Yep, that is the nub of the matter. As much as I would like would like to perpetuate the mile,the fact is, we live in a world of metric tracks. And, even if you start the mile 9.xx meters before the finish line, you screw up the spits, just as in the 1500m.
There is nothing intrinsically wrong with the 1600. And even splits are, somewhat, important.
The only real big problem--which we have gone over many times here--is the thinking that it is an ENTIRELY new event. And although someone years before ran 1609+ meters faster that is still, somehow, inferior to a 1600 time. Ugh.
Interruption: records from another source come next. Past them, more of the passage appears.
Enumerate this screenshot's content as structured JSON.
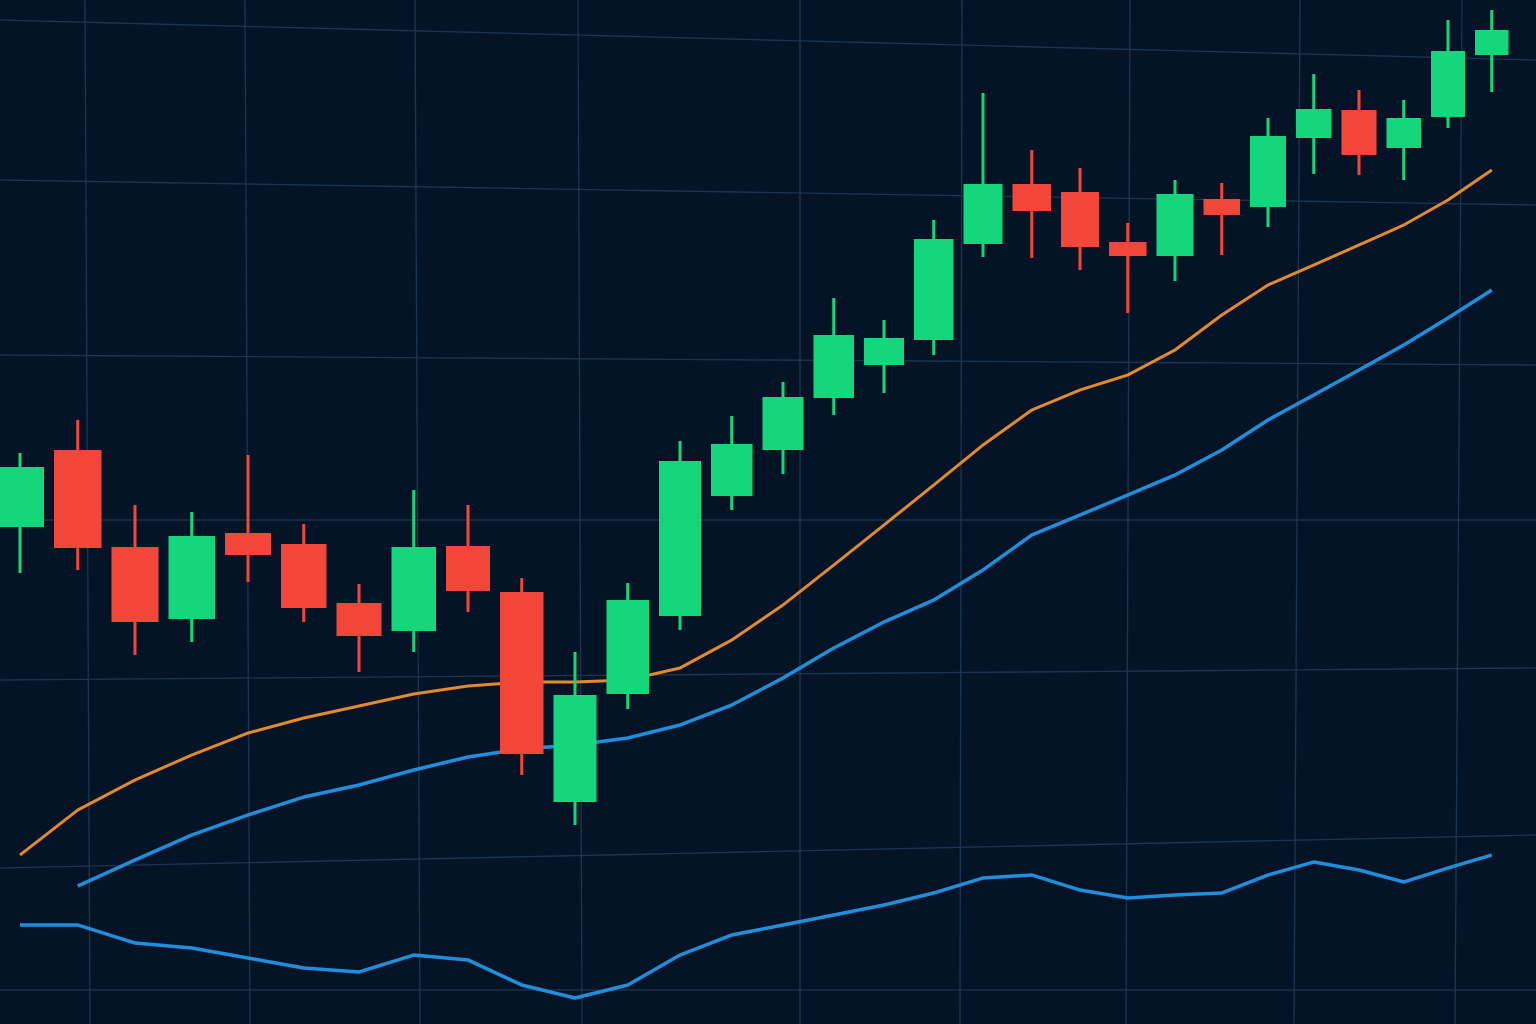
{
  "chart_data": {
    "type": "candlestick",
    "categories": [
      null,
      null,
      null,
      null,
      null,
      null,
      null,
      null,
      null,
      null,
      null,
      null,
      null,
      null,
      null,
      null,
      null,
      null,
      null,
      null,
      null,
      null,
      null,
      null,
      null,
      null,
      null,
      null,
      null,
      null
    ],
    "open": [
      497,
      574,
      477,
      405,
      491,
      480,
      421,
      393,
      478,
      432,
      222,
      330,
      408,
      528,
      574,
      626,
      659,
      684,
      780,
      840,
      832,
      782,
      768,
      825,
      817,
      886,
      914,
      876,
      907,
      969
    ],
    "high": [
      571,
      604,
      519,
      512,
      569,
      500,
      440,
      534,
      519,
      446,
      372,
      441,
      583,
      608,
      642,
      726,
      704,
      804,
      931,
      874,
      856,
      801,
      844,
      841,
      906,
      950,
      934,
      924,
      1004,
      1014
    ],
    "low": [
      451,
      454,
      369,
      382,
      442,
      402,
      352,
      372,
      412,
      249,
      199,
      315,
      394,
      514,
      550,
      609,
      631,
      669,
      767,
      766,
      754,
      711,
      743,
      769,
      797,
      850,
      849,
      844,
      896,
      932
    ],
    "close": [
      557,
      476,
      402,
      488,
      469,
      416,
      388,
      477,
      433,
      270,
      329,
      424,
      563,
      580,
      627,
      689,
      686,
      785,
      840,
      813,
      777,
      768,
      830,
      809,
      888,
      915,
      869,
      906,
      973,
      994
    ],
    "up_color": "#14d77c",
    "down_color": "#f2463a",
    "series": [
      {
        "color": "#e38a2a",
        "values": [
          169,
          214,
          244,
          269,
          291,
          306,
          318,
          330,
          338,
          342,
          342,
          344,
          356,
          384,
          419,
          459,
          499,
          539,
          579,
          614,
          634,
          649,
          674,
          709,
          739,
          759,
          779,
          799,
          824,
          854
        ]
      },
      {
        "color": "#1f8fdc",
        "values": [
          null,
          138,
          164,
          189,
          209,
          227,
          239,
          254,
          267,
          275,
          279,
          286,
          299,
          319,
          346,
          376,
          402,
          424,
          454,
          489,
          509,
          529,
          549,
          574,
          604,
          629,
          654,
          679,
          706,
          734
        ]
      },
      {
        "color": "#1f8fdc",
        "values": [
          99,
          99,
          81,
          76,
          66,
          56,
          52,
          69,
          64,
          39,
          26,
          39,
          69,
          89,
          99,
          109,
          119,
          131,
          146,
          149,
          134,
          126,
          129,
          131,
          149,
          162,
          154,
          142,
          156,
          169
        ]
      }
    ],
    "ylim": [
      0,
      1024
    ]
  }
}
lonewolf wrote:Ok. But, I don't think they are still building 500m tracks in Europe, or anywhere else, why do they still run a race that starts 100 m down the track from the finish line?
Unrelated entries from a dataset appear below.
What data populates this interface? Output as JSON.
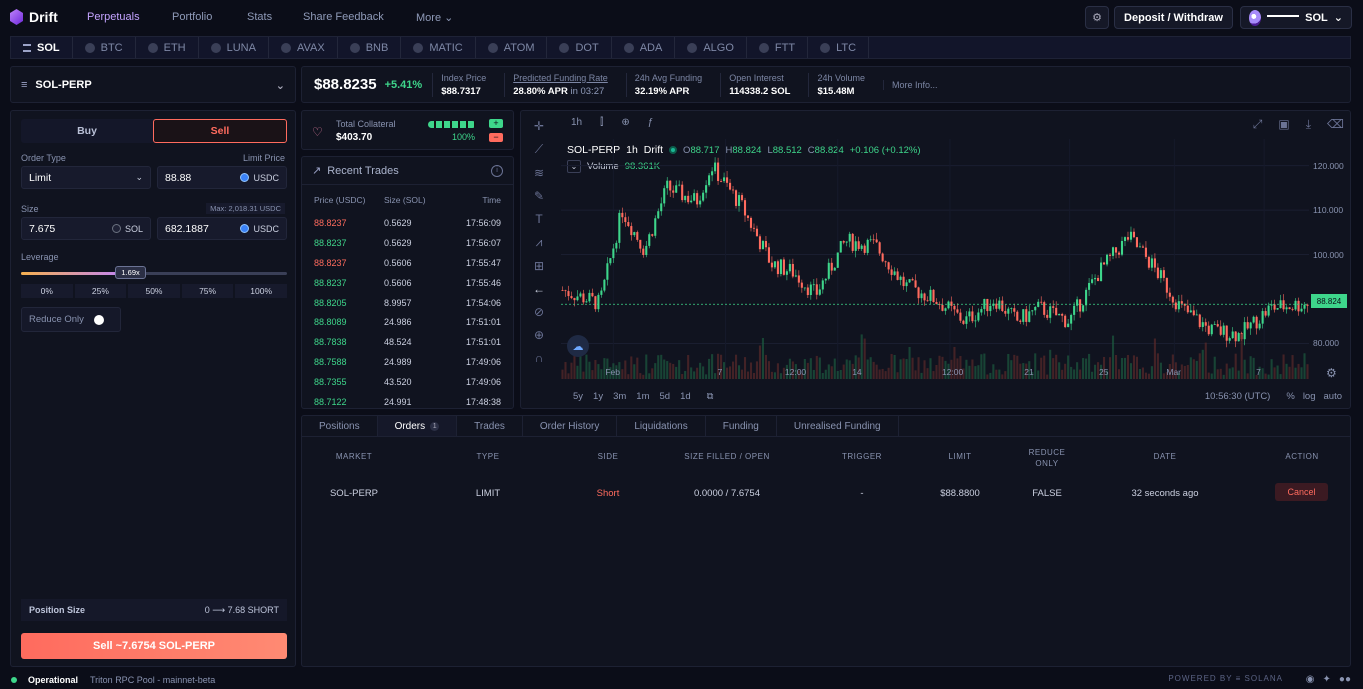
{
  "app": {
    "name": "Drift"
  },
  "nav": {
    "perpetuals": "Perpetuals",
    "portfolio": "Portfolio",
    "stats": "Stats",
    "feedback": "Share Feedback",
    "more": "More"
  },
  "header": {
    "deposit_withdraw": "Deposit / Withdraw",
    "wallet_label": "SOL"
  },
  "markets": [
    "SOL",
    "BTC",
    "ETH",
    "LUNA",
    "AVAX",
    "BNB",
    "MATIC",
    "ATOM",
    "DOT",
    "ADA",
    "ALGO",
    "FTT",
    "LTC"
  ],
  "pair": "SOL-PERP",
  "stats": {
    "price": "$88.8235",
    "change": "+5.41%",
    "index_label": "Index Price",
    "index_value": "$88.7317",
    "funding_label": "Predicted Funding Rate",
    "funding_value": "28.80% APR",
    "funding_in": "in 03:27",
    "avg_label": "24h Avg Funding",
    "avg_value": "32.19% APR",
    "oi_label": "Open Interest",
    "oi_value": "114338.2 SOL",
    "vol_label": "24h Volume",
    "vol_value": "$15.48M",
    "more": "More Info..."
  },
  "order": {
    "buy": "Buy",
    "sell": "Sell",
    "order_type_label": "Order Type",
    "order_type": "Limit",
    "limit_label": "Limit Price",
    "limit_value": "88.88",
    "usdc": "USDC",
    "size_label": "Size",
    "max_label": "Max: 2,018.31 USDC",
    "size_value": "7.675",
    "sol": "SOL",
    "size_usdc": "682.1887",
    "leverage_label": "Leverage",
    "leverage_value": "1.69x",
    "leverage_fraction": 0.4,
    "lev_options": [
      "0%",
      "25%",
      "50%",
      "75%",
      "100%"
    ],
    "reduce_only": "Reduce Only",
    "position_label": "Position Size",
    "position_value": "0 ⟶ 7.68 SHORT",
    "submit": "Sell ~7.6754 SOL-PERP"
  },
  "collateral": {
    "label": "Total Collateral",
    "value": "$403.70",
    "pct": "100%"
  },
  "trades": {
    "title": "Recent Trades",
    "cols": [
      "Price (USDC)",
      "Size (SOL)",
      "Time"
    ],
    "rows": [
      {
        "price": "88.8237",
        "size": "0.5629",
        "time": "17:56:09",
        "side": "red"
      },
      {
        "price": "88.8237",
        "size": "0.5629",
        "time": "17:56:07",
        "side": "green"
      },
      {
        "price": "88.8237",
        "size": "0.5606",
        "time": "17:55:47",
        "side": "red"
      },
      {
        "price": "88.8237",
        "size": "0.5606",
        "time": "17:55:46",
        "side": "green"
      },
      {
        "price": "88.8205",
        "size": "8.9957",
        "time": "17:54:06",
        "side": "green"
      },
      {
        "price": "88.8089",
        "size": "24.986",
        "time": "17:51:01",
        "side": "green"
      },
      {
        "price": "88.7838",
        "size": "48.524",
        "time": "17:51:01",
        "side": "green"
      },
      {
        "price": "88.7588",
        "size": "24.989",
        "time": "17:49:06",
        "side": "green"
      },
      {
        "price": "88.7355",
        "size": "43.520",
        "time": "17:49:06",
        "side": "green"
      },
      {
        "price": "88.7122",
        "size": "24.991",
        "time": "17:48:38",
        "side": "green"
      }
    ]
  },
  "chart": {
    "interval": "1h",
    "symbol": "SOL-PERP",
    "source": "Drift",
    "o": "88.717",
    "h": "88.824",
    "l": "88.512",
    "c": "88.824",
    "chg": "+0.106 (+0.12%)",
    "volume_label": "Volume",
    "volume_value": "98.361K",
    "y_ticks": [
      "120.000",
      "110.000",
      "100.000",
      "80.000"
    ],
    "x_ticks": [
      "Feb",
      "7",
      "12:00",
      "14",
      "12:00",
      "21",
      "25",
      "Mar",
      "7"
    ],
    "ranges": [
      "5y",
      "1y",
      "3m",
      "1m",
      "5d",
      "1d"
    ],
    "time": "10:56:30 (UTC)",
    "pct": "%",
    "log": "log",
    "auto": "auto",
    "last": "88.824"
  },
  "orders": {
    "tabs": [
      "Positions",
      "Orders",
      "Trades",
      "Order History",
      "Liquidations",
      "Funding",
      "Unrealised Funding"
    ],
    "orders_count": "1",
    "headers": [
      "MARKET",
      "TYPE",
      "SIDE",
      "SIZE FILLED / OPEN",
      "TRIGGER",
      "LIMIT",
      "REDUCE ONLY",
      "DATE",
      "ACTION"
    ],
    "row": {
      "market": "SOL-PERP",
      "type": "LIMIT",
      "side": "Short",
      "size": "0.0000 / 7.6754",
      "trigger": "-",
      "limit": "$88.8800",
      "reduce": "FALSE",
      "date": "32 seconds ago",
      "action": "Cancel"
    }
  },
  "footer": {
    "status": "Operational",
    "rpc": "Triton RPC Pool - mainnet-beta",
    "powered": "POWERED BY  ≡ SOLANA"
  }
}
There is an incredibly important reason, though probably not historical, as to why the 1500 metres is superior to the 1600 metres/one mile race, and that is precisely the fact that the race is started on a straight rather than a curve. Until they run one mile races with only a maximum of 8 or 9 competitors, starting in lanes, I would absolutely refuse to run such a race. I've seen way too many mad scrambles at the beginning of such races.
FYI when we ran more miles, we started and finished them in front of the stands with a good run to the turn. The timing equipment of the day (AKA "guys with stopwatches") was portable.
All in all this was actually much better for the fans than the 1500.
lonewolf wrote:Ok. But, I don't think they are still building 500m tracks in Europe, or anywhere else, why do they still run a race that starts 100 m down the track from the finish line?
There is an incredibly important reason, though probably not historical, as to why the 1500 metres is superior to the 1600 metres/one mile race, and that is precisely the fact that the race is started on a straight rather than a curve. Until they run one mile races with only a maximum of 8 or 9 competitors, starting in lanes, I would absolutely refuse to run such a race. I've seen way too many mad scrambles at the beginning of such races.
Yes, the history of mile running is pretty much the same as the history of demolition derby: crashes left, right, and center. It's actually rare that all the runners in a mile race actually make it through the first lap. Thank God for the sanity of the 1500!
Indeed. We seem to see more falls in the 1500 nowadays than in any other event. I was never one to make a mad dash at the start. I felt it wasted too much energy. I'd rather spend that energy gradually over the first lap to get up to the front, or to run extra distance on the outside. Also, since the track at our high school was 440y, we started even closer to the curve than other tracks so as to finish the 1600 and 3200 at the same finish line as the other races.
In 1980 high schools went from yards to meters. NJ ran the 1500 and the 3000 for two years. Then it was announced that the National Federation mandated that the distance must be 1600 and 3200 so that runners wouldn't get confused. I noticed that some other states continued running 1500 and 3000. In the two years that the 1500 and 3000 were run I never heard any runners complain or any get confused.
PDJ551 wrote:In 1980 high schools went from yards to meters. NJ ran the 1500 and the 3000 for two years. Then it was announced that the National Federation mandated that the distance must be 1600 and 3200 so that runners wouldn't get confused. I noticed that some other states continued running 1500 and 3000. In the two years that the 1500 and 3000 were run I never heard any runners complain or any get confused.
You're overstating the situation. The NFHS "recommended" the change in distances, the did not "mandate" it.
Thus some states to this day do not run 1600 and/or 3200. Those states chose not to follow the NFHS recommendation, and yet are fully compliant as members in good standing of the NFHS.